Anglo has already received €3.83 billion in new capital from the Government since June, but its total capital still remains below the minimum requirement set out for it by the Regulator.
The extension of Anglo’s derogation from that standard means the nationalised bank will be able to proceed into the Nama process without an immediate call on further State capital.
Nationalised in January as scandal engulfed the bank, Anglo is under Garda and regulatory investigation on three fronts: the concealment of directors’ loans; the secretive placing of a 10 per cent stake in Anglo to clients who funded the deal with non-recourse loans from the bank; and the lodgment of multibillion-euro deposits at the end of Anglo’s last fiscal year by Irish Life Permanent.
Even as it received a Government commitment in May to recapitalise the bank by up to €4 billion, Anglo publicly said it may require further injections of up to €3.5 billion from the State post-Nama to rebuild its balance sheet.
However, the bank’s actual requirement will be determined only when the discounted price at which the Nama acquires loans is set. This will govern the loss that Anglo realises on the Nama deal and the extent of the resulting capital depletion. “Any further decisions will be impacted by Nama. We can’t speculate on capital requirements until that happens,” said a source close to the bank.
Australian banker Mike Aynsley was this week appointed chief executive of Anglo. He will take up the post next month.
Anglo’s latest derogation from the Regulator is disclosed in a new supplement to a prospectus for a €30 billion medium-term bond programme. “The Financial Regulator extended until December 31st, 2009, its temporary derogation relating to maintaining a 9.5 per cent minimum total capital requirement,” it said.
Although the EU Capital Requirements Directive sets out a minimum total capital ratio of 8 per cent for most banks, the Regulator imposed an additional requirement on Anglo some years ago in light of the high-risk profile in its business.
Anglo declined yesterday to say where its current total capital ratio stands, but interim accounts show that it was 8.2 per cent in March after the bank realised very heavy loan losses.

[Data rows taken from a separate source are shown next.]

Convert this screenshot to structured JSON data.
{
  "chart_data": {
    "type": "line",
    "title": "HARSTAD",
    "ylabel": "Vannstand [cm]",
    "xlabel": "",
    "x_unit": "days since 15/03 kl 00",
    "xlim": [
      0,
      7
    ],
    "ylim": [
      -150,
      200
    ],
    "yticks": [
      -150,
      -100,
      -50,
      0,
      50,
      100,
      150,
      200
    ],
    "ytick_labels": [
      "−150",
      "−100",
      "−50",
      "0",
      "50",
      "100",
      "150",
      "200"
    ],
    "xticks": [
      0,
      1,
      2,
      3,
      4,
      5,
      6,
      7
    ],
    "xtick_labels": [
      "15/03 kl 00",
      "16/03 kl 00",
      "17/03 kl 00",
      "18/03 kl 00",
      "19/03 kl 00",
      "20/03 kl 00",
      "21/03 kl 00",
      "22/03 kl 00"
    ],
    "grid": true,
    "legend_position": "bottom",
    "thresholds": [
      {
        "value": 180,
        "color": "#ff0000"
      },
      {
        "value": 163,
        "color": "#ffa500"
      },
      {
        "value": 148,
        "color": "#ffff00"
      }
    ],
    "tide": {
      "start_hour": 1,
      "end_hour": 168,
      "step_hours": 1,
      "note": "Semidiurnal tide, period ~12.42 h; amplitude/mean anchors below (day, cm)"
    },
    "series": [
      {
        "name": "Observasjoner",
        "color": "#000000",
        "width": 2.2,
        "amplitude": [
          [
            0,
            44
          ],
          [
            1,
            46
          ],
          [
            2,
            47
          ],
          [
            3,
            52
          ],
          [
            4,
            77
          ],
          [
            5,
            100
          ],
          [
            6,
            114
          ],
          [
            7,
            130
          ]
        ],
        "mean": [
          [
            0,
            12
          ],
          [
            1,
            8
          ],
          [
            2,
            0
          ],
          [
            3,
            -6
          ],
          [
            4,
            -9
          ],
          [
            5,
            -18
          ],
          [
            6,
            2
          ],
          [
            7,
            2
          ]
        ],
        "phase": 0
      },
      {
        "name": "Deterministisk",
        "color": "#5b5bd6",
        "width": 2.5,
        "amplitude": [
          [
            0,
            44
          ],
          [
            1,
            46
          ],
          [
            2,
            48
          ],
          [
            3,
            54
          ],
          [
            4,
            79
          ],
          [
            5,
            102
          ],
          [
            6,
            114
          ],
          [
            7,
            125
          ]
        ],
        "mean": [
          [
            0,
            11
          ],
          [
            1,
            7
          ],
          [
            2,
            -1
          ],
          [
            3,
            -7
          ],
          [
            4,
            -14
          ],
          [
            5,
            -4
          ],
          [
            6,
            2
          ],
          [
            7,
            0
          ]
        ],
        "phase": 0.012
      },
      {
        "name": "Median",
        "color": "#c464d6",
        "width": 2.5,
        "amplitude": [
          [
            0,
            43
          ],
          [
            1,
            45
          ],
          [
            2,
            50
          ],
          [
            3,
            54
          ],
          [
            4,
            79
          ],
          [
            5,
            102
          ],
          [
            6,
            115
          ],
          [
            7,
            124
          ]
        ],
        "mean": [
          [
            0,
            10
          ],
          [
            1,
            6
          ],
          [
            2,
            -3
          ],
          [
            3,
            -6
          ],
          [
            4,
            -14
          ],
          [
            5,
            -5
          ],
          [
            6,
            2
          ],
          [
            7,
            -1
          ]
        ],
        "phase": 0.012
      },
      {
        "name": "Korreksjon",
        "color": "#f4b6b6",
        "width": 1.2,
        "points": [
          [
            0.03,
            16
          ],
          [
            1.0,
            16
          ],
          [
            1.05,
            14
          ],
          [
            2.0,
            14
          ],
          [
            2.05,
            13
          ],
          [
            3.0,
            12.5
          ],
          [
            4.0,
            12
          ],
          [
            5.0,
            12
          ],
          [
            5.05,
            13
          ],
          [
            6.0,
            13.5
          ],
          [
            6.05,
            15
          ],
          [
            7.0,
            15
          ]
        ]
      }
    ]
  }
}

The Regulator granted a number of waivers from its capital rules in May, the remainder of which were since lifted. “All the other temporary derogations are withdrawn and this temporary derogation continues until the end of the year,” said a spokeswoman for the Regulator.
When granting the latest derogation on July 31st, the Regulator also extended for seven days another temporary derogation relating to the bank’s requirement to maintain a 4 per cent core tier-one ratio. Anglo achieved that ratio on August 6th when it received €827.72 million from the Government, a payment that followed a €3 billion injection in June.
Anglo incurred a pretax loss of €4.1 billion in the six months to March as the value of land and development assets plummeted. While taking a €4.1 billion impairment charge, Anglo said that the level of “past due” and “impaired” loans had risen to €23.6 billion from €2.5 billion in six months.